Product Description
The Comic Turn in Contemporary English Fiction explores the importance of comedy in contemporary literature and culture. In an era largely defined by a mood of crisis, bleakness, cruelty, melancholia, environmental catastrophe and collapse, Huw Marsh argues that contemporary fiction is as likely to treat these subjects comically as it is to treat them gravely, and that the recognition and proper analysis of this humour opens up new ways to think about literature. Structured around readings of authors including Martin Amis, Nicola Barker, Julian Barnes, Jonathan Coe, Howard Jacobson, Magnus Mills and Zadie Smith, this book suggests not only that much of the most interesting contemporary writing is funny and that there is a comic tendency in contemporary fiction, but also that this humour, this comic licence, allows writers of contemporary fiction to do peculiar and interesting things – things that are funny in the sense of odd or strange and that may in turn inspire a funny turn in readers. Marsh offers a series of original critical and theoretical frameworks for discussing questions of literary genre, style, affect and politics, demonstrating that comedy is an often neglected mode that plays a generative role in much of the most interesting contemporary writing, creating sites of rich political, stylistic, cognitive and ethical contestation whose analysis offers a new perspective on the present.
Review
“We laugh in many ways and for different reasons, and we often laugh when reading contemporary British fiction-but why? Obviously, we need a new definition of English humor. Marsh provides it by elaborating a comprehensive theory of laughter that comes alive thanks to astute close readings illuminating the comic turn in British fiction. He offers all at once an encyclopedia of comedy and witty surveys of Martin Amis, Nicola Baker, Jonathan Coe, Magnus Mills, Howard Jacobson and Zadie Smith. This eminently teachable book is bound to become a classic of humor studies.” ―Jean-Michel Rabaté, Professor of English and Comparative Literature, University of Pennsylvania, USA
“This serious work on comedy should be read by everyone with an interest in contemporary English fiction.

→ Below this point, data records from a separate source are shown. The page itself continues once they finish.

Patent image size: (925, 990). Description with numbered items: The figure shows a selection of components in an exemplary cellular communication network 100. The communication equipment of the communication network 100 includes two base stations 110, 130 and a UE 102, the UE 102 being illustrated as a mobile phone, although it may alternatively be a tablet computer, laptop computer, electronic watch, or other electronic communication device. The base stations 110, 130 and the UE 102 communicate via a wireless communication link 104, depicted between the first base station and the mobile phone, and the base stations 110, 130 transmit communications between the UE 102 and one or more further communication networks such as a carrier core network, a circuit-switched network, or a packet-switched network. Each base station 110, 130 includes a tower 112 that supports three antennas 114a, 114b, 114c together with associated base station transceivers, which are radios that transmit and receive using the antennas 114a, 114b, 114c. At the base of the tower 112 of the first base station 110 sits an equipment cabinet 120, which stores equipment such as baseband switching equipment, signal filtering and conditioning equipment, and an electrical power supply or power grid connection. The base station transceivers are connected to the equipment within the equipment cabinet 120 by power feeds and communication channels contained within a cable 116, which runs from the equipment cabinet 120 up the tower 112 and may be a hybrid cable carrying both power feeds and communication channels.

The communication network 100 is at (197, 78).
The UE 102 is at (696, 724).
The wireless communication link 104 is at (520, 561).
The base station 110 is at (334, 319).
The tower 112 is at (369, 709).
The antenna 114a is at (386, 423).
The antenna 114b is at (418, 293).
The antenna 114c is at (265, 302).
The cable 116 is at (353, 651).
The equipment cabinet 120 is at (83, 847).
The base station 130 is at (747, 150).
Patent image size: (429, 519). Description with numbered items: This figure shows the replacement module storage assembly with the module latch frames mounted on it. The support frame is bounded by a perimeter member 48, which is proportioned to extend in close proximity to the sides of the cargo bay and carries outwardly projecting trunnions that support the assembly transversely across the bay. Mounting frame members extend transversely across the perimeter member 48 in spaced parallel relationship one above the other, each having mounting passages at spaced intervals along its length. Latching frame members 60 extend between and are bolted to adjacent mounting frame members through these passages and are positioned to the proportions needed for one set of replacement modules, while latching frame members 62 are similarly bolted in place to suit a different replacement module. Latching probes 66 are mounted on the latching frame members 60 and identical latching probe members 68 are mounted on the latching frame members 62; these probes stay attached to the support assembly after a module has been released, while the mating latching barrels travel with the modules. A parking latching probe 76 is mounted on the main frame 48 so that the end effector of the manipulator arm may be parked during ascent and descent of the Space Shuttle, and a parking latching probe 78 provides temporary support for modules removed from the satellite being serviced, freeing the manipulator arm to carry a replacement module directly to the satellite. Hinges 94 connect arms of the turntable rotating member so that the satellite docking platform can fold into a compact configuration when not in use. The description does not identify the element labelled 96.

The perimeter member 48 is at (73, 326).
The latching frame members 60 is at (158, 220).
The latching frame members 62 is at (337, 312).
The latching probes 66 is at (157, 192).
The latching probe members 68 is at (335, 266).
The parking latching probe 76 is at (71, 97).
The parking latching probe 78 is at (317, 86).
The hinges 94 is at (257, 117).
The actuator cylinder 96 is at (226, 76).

In clear and intelligent prose, Huw Marsh's insightful book engages with major and, in some cases, critically underappreciated authors to offer new ideas about the comic and a new shape to the field.” ―Robert Eaglestone, Professor of Contemporary Literature and Thought, Royal Holloway, University of London
About the Author
Huw Marsh is Lecturer in Twentieth and Twenty-First Century Literature at Queen Mary University of London, UK. He is the author of Beryl Bainbridge (2014) and works mainly on post-war and contemporary fiction.